Opposition to the Papacy


          Opposition Groups

1. Little is known except that such groups did exist and tried to resist the rise of power in the papacy.

2. The church put down all such rebellion as heresy.


          Church Succession Through Opposition Groups

1. Ben M. Bogard - Baptist Succession.

2. Not necessary. Plant is in seed.  Don't have to know all the plants in the history of that seed.

3. Luke 8:11  Seed is the Word of God.  Plant seed.  Grow plant.  Bear fruit.


          The Catharists

1. Also known as Paulicans.  Also known as Arnoldians, Petrobusians, Albigneses and Waldenses.

2. Marks of these groups:

          A. Read Scripture in worship.

          B. Lord's Supper every Sunday.

          C. Refused infant baptism.

          D. Rejected all human creeds, human authority.

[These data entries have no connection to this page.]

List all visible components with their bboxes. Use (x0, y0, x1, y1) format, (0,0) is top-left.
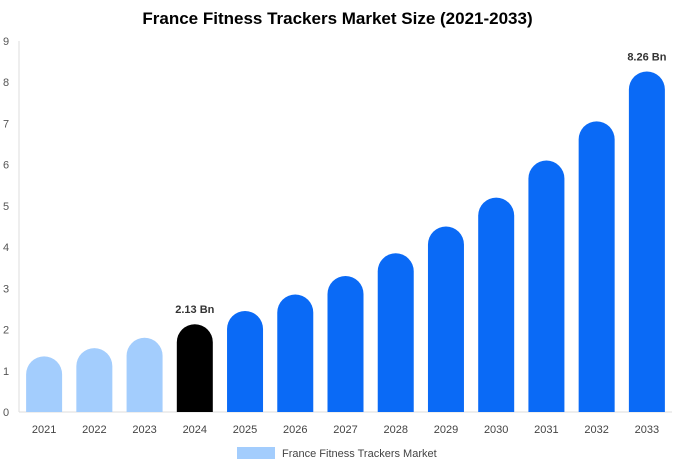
y-tick-label: 7 (3, 118, 9, 130)
data-label: 8.26 Bn (627, 52, 666, 64)
y-tick-label: 6 (3, 160, 9, 172)
bar-2032 (578, 121, 615, 412)
bar-2031 (528, 160, 565, 412)
x-tick-label: 2028 (383, 424, 407, 436)
bar-2029 (427, 226, 464, 412)
y-tick-label: 5 (3, 201, 9, 213)
x-tick-label: 2024 (183, 424, 207, 436)
x-tick-label: 2025 (233, 424, 257, 436)
x-tick-label: 2021 (32, 424, 56, 436)
bar-2030 (478, 197, 515, 412)
x-tick-label: 2030 (484, 424, 508, 436)
y-tick-label: 0 (3, 407, 9, 419)
x-tick-label: 2023 (132, 424, 156, 436)
y-tick-label: 9 (3, 36, 9, 48)
x-tick-label: 2031 (534, 424, 558, 436)
bar-2022 (76, 348, 113, 412)
bar-2021 (26, 356, 63, 412)
bar-2028 (377, 253, 414, 412)
bar-2025 (227, 311, 264, 412)
bar-2027 (327, 275, 364, 412)
y-tick-label: 1 (3, 366, 9, 378)
bar-2023 (126, 337, 163, 412)
bar-2024 (176, 324, 213, 412)
x-tick-label: 2033 (635, 424, 659, 436)
x-tick-label: 2027 (333, 424, 357, 436)
x-tick-label: 2029 (434, 424, 458, 436)
data-label: 2.13 Bn (175, 304, 214, 316)
legend-label: France Fitness Trackers Market (282, 448, 437, 460)
y-tick-label: 8 (3, 77, 9, 89)
chart-title: France Fitness Trackers Market Size (202… (142, 9, 533, 28)
bar-2026 (277, 294, 314, 412)
x-tick-label: 2026 (283, 424, 307, 436)
x-tick-label: 2032 (584, 424, 608, 436)
y-tick-label: 2 (3, 325, 9, 337)
legend-swatch (237, 447, 275, 459)
x-tick-label: 2022 (82, 424, 106, 436)
y-tick-label: 3 (3, 283, 9, 295)
bar-2033 (628, 71, 665, 412)
y-tick-label: 4 (3, 242, 9, 254)
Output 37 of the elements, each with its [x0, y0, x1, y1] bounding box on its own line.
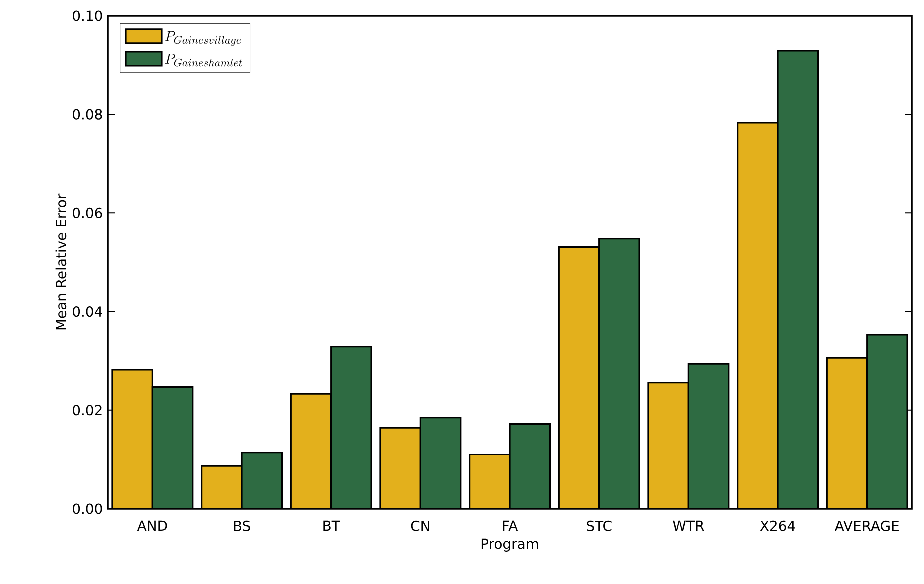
bar — [291, 394, 332, 509]
bar — [380, 428, 421, 509]
x-tick-label: AND — [137, 520, 168, 531]
y-tick-label: 0.10 — [73, 10, 102, 22]
bar — [331, 346, 372, 509]
bar — [242, 452, 282, 509]
bar — [559, 247, 600, 509]
y-axis-title: Mean Relative Error — [56, 194, 67, 330]
bar — [420, 418, 461, 509]
y-tick-label: 0.06 — [73, 208, 102, 218]
y-tick-label: 0.00 — [73, 504, 102, 514]
bar — [778, 50, 818, 509]
bar — [112, 370, 153, 509]
bar — [599, 238, 640, 509]
bar — [866, 334, 908, 509]
bar — [738, 122, 778, 509]
bar — [648, 382, 689, 509]
x-tick-label: X264 — [760, 520, 796, 532]
x-axis-title: Program — [482, 538, 538, 552]
y-tick-label: 0.02 — [73, 405, 102, 416]
bar — [470, 454, 510, 509]
x-tick-label: STC — [587, 520, 612, 532]
legend-label: $P_{Gainesvillage}$ — [165, 31, 242, 46]
x-tick-label: FA — [503, 520, 518, 531]
x-tick-label: CN — [411, 520, 430, 532]
bar — [510, 424, 550, 509]
bar — [688, 364, 729, 509]
x-tick-label: BS — [234, 520, 250, 532]
bar — [202, 466, 242, 509]
bar — [152, 387, 193, 509]
x-tick-label: BT — [324, 520, 340, 531]
x-tick-label: WTR — [673, 520, 704, 531]
legend-label: $P_{Gaineshamlet}$ — [165, 54, 242, 67]
bar — [826, 357, 868, 509]
y-tick-label: 0.08 — [73, 109, 102, 120]
x-tick-label: AVERAGE — [834, 520, 899, 532]
y-tick-label: 0.04 — [73, 306, 102, 318]
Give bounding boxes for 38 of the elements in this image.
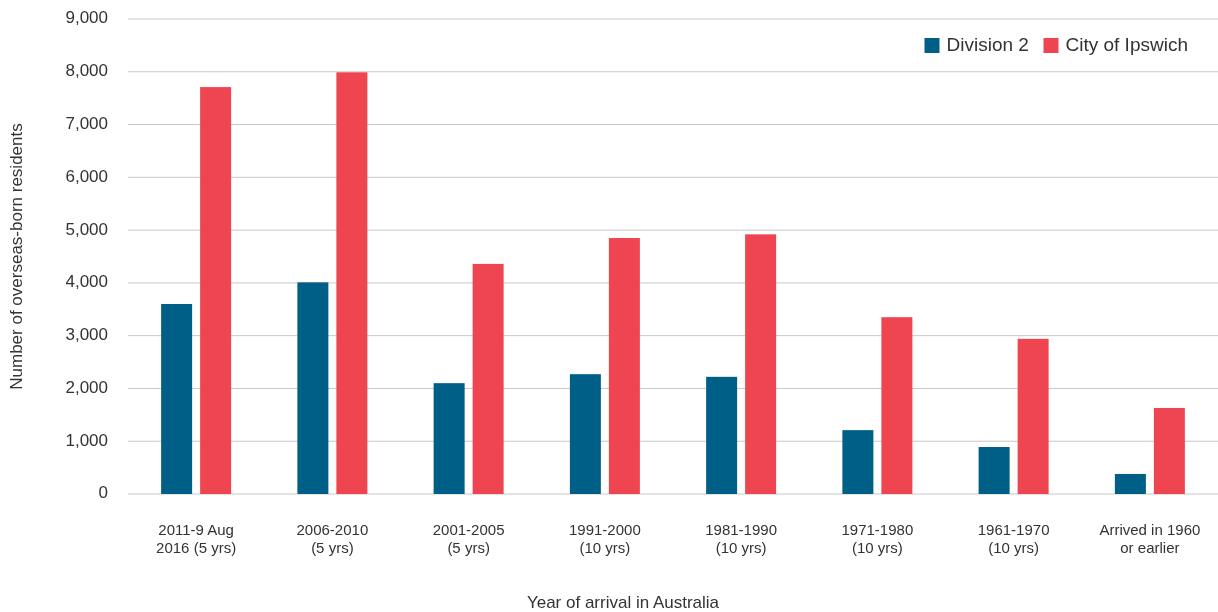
- bar: [842, 430, 874, 494]
- y-tick-label: 1,000: [65, 430, 108, 450]
- x-tick-label: 2011-9 Aug 2016 (5 yrs): [156, 521, 237, 556]
- bar: [706, 376, 738, 494]
- bar: [200, 87, 232, 494]
- y-axis-title: Number of overseas-born residents: [7, 123, 26, 390]
- bar: [745, 234, 777, 494]
- bar: [608, 238, 640, 494]
- x-tick-label: Arrived in 1960 or earlier: [1099, 521, 1201, 556]
- x-tick-label: 1971-1980 (10 yrs): [841, 521, 914, 556]
- bar: [1153, 407, 1185, 494]
- bar: [1017, 338, 1049, 494]
- y-tick-label: 0: [98, 483, 108, 503]
- x-tick-label: 1981-1990 (10 yrs): [705, 521, 777, 556]
- x-tick-label: 2006-2010 (5 yrs): [296, 521, 369, 556]
- y-tick-label: 6,000: [65, 166, 108, 186]
- x-tick-label: 2001-2005 (5 yrs): [432, 521, 505, 556]
- y-tick-label: 5,000: [65, 219, 108, 239]
- y-tick-label: 4,000: [65, 272, 108, 292]
- y-tick-label: 2,000: [65, 377, 108, 397]
- x-tick-label: 1961-1970 (10 yrs): [977, 521, 1050, 556]
- bar: [433, 383, 465, 494]
- bar: [472, 263, 504, 494]
- y-tick-label: 9,000: [65, 8, 108, 28]
- y-tick-label: 8,000: [65, 61, 108, 81]
- x-axis-title: Year of arrival in Australia: [526, 593, 720, 612]
- y-tick-label: 7,000: [65, 114, 108, 134]
- legend-label: Division 2: [946, 34, 1029, 56]
- bar: [161, 304, 193, 494]
- x-tick-label: 1991-2000 (10 yrs): [569, 521, 641, 556]
- bar: [297, 282, 329, 494]
- bar: [569, 374, 601, 494]
- bar: [336, 72, 368, 494]
- legend-label: City of Ipswich: [1065, 34, 1188, 56]
- y-tick-label: 3,000: [65, 325, 108, 345]
- bar: [1114, 473, 1146, 494]
- bar: [978, 447, 1010, 494]
- bar: [881, 317, 913, 494]
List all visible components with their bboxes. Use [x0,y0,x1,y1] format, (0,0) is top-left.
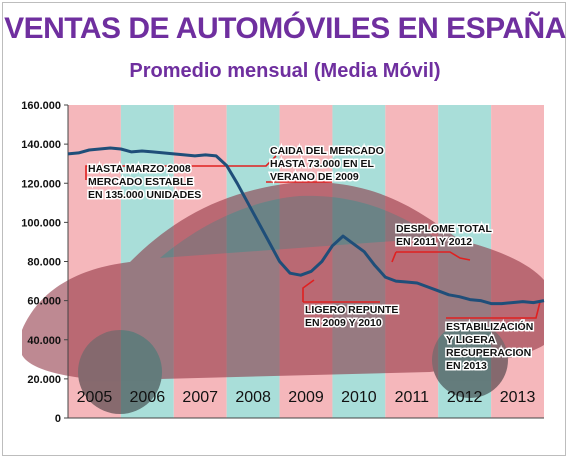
annotation-text: ESTABILIZACIÓN [446,320,533,333]
annotation-text: LIGERO REPUNTE [305,304,398,316]
car-rear-wheel [432,322,508,398]
y-tick-label: 20.000 [27,374,61,386]
y-tick-label: 100.000 [21,217,61,229]
annotation-text: VERANO DE 2009 [270,171,359,183]
annotation-text: DESPLOME TOTAL [396,223,492,235]
chart-title: VENTAS DE AUTOMÓVILES EN ESPAÑA [4,12,566,45]
y-tick-label: 60.000 [27,296,61,308]
chart-subtitle: Promedio mensual (Media Móvil) [129,60,441,82]
y-tick-label: 140.000 [21,139,61,151]
x-tick-label: 2009 [288,389,324,406]
car-illustration [22,181,544,414]
x-tick-label: 2010 [341,389,377,406]
y-tick-label: 160.000 [21,100,61,112]
x-tick-label: 2008 [235,389,271,406]
annotation-callout-line [85,155,277,180]
annotation-text: Y LIGERA [446,334,496,346]
annotation-text: MERCADO ESTABLE [88,176,193,188]
x-tick-label: 2011 [395,389,430,406]
annotation-callouts [85,155,541,319]
annotation-text: EN 2011 Y 2012 [396,236,472,248]
x-tick-label: 2005 [77,389,113,406]
y-tick-label: 120.000 [21,178,61,190]
x-tick-label: 2013 [500,389,536,406]
chart-frame [2,2,566,456]
y-tick-label: 0 [55,413,61,425]
y-tick-label: 80.000 [27,257,61,269]
x-tick-label: 2006 [130,389,166,406]
annotation-text: HASTA MARZO 2008 [88,163,191,175]
car-front-wheel [78,330,162,414]
annotation-text: EN 2009 Y 2010 [305,317,382,329]
annotation-text: EN 135.000 UNIDADES [88,189,201,201]
annotation-callout-line [302,279,380,303]
annotation-text: RECUPERACION [446,347,531,359]
annotation-callout-line [391,251,471,263]
y-tick-label: 40.000 [27,335,61,347]
annotation-text: EN 2013 [446,360,487,372]
x-tick-label: 2007 [182,389,218,406]
car-window [160,195,436,258]
annotation-callout-line [446,301,541,319]
annotation-text: CAIDA DEL MERCADO [270,145,384,157]
sales-series-line [67,146,545,306]
annotation-text: HASTA 73.000 EN EL [270,158,374,170]
y-axis-ticks: 0 20.000 40.000 60.000 80.000 100.000 120.000 1… [21,100,68,425]
x-tick-label: 2012 [447,389,483,406]
x-axis-ticks: 2005 2006 2007 2008 2009 2010 2011 2012 2013 [77,389,536,406]
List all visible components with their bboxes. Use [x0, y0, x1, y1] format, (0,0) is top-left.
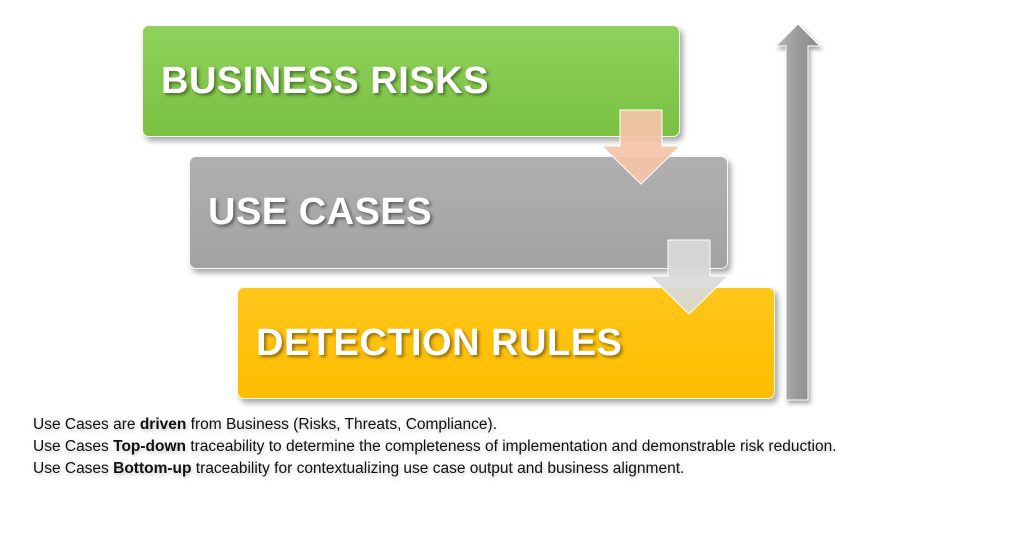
arrow-up-icon [774, 23, 822, 401]
caption-line-top-down: Use Cases Top-down traceability to deter… [33, 436, 837, 458]
caption-emphasis-top-down: Top-down [113, 438, 187, 455]
business-risks-label: BUSINESS RISKS [161, 59, 489, 102]
caption-line-bottom-up: Use Cases Bottom-up traceability for con… [33, 458, 837, 480]
caption-line-prefix: Use Cases [33, 460, 114, 477]
caption-line-prefix: Use Cases [33, 438, 114, 455]
arrow-down-icon [600, 109, 682, 185]
caption-emphasis-bottom-up: Bottom-up [113, 460, 192, 477]
caption-emphasis-driven: driven [139, 416, 187, 433]
detection-rules-label: DETECTION RULES [256, 321, 623, 364]
use-cases-box: USE CASES [189, 156, 728, 269]
business-risks-box: BUSINESS RISKS [142, 25, 680, 137]
caption: Use Cases are driven from Business (Risk… [33, 414, 837, 480]
caption-line-suffix: traceability to determine the completene… [186, 438, 837, 455]
caption-line-suffix: from Business (Risks, Threats, Complianc… [186, 416, 498, 433]
caption-line-prefix: Use Cases are [33, 416, 140, 433]
arrow-down-icon [648, 239, 730, 315]
caption-line-driven: Use Cases are driven from Business (Risk… [33, 414, 837, 436]
use-cases-label: USE CASES [208, 191, 433, 233]
caption-line-suffix: traceability for contextualizing use cas… [191, 460, 685, 477]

          E. Denounced the ignorance and vice of clergy.

3. They were usually some form of

          A. Gnostic

          B. Maicheans

          C. Believed that this world is evil.

                    [1] Ascetic.

                    [2] Marriage is wrong.

4. There was no larger sturcture.  All were different from each other.  This caused them to scatter and lack trust of each other.  All who differed were not true saints.


          Arnold of Brescia

1. Attacked the riches and temporal power of the Popes.

2. Was hanged.  Body burned.  Ashes scattered.


          Peter of Bruys

1. Radical preacher in France.

2. Taught strict ascetism.

3. Rejected infant baptism and Lord's Supper in any form.

4. Opposed all ceremonies and church buildings.

5. Opposed the use of crosses.  Should be condemned.  Not worshipped.

6. Taught against prayers for the dead.

7. Mob burned him around 1130.


          Peter Waldo and the Waldenses

1. Peter Waldo, wealthy merchant of Lyons.

2. Died around 1177.

3. The movement did not begin out of hostility.  Their intent was not to seperart from the chruch.  They were not schismatic.  They intended to carry out their program within the church.

4. Their program had the following five points:

          A. Church return to pure teaching of Scripture.

          B. There is no purgatory.

          C. The church is not infallible.

          D. Christian laymen are entitled to preach.

          E. Selling ones goods and giving the proceeds to the poor is an act of Christian consecration.

5. In 1179, two men were excommunicated and persecuted for their request to preach as laymen.


          The Albigenses

1. By 1200, southern France was filled with Catharists.

2. Very numerous around the city of Albi.

3. This religion was more Manichean than Christian.

4. This group was very "anti-church" in attitude.

5. Innocent III got the king of France to start a crusade against them.  Many (men, women and children) were killed.  It only suppressed the idea in France and Italy.  This crusade lasted 20 years (1209 - 1229).


          The Inquisition

1. One of the consequences of the Crusades was they "promoted a spirit of religious intolerance and pave the was for the Inquisition.  Popes proclaimed crusades, not only against Mohammedans, but also against heritics within the Roman fold." (Qualben, p. 172)

2. The Pope (Innocent III) called the Latern Council of 1215.  The issue:  [1] How to punish the heritics in the church.  [2] How to identify them.

3. Herasy was held as treason against God.  Herasy was therefore a greater crime that treson against a king.

4. The dominican monks were in charge of the Inquisition.

5. The purpose of the inquisitor was not to prove quilt.  His job was to force an admission of guilt.

6. Torture was often extreme.  If guilty - some form of terrible pennance was to be paid.  It not admit guilt - tortured until dead.

7. Inquisition went through France, Italy and worst was in Spain.

8. Some of these same methods were used in America to deal with the witches of Salem.

9. Catholics have justified the Inquisition as only against church members.  It is the job of the church to maintain its purity.


          The True Church

1. During this period of history a record of true believers is totally absent.  Part of the reason is the extreme hardship to be open or public about any differences one might have with the church.

2. Jesus promise that the gates of hell would not prevail against it.

3. Daniel said that it would stand forever, be an everlasting kingdom.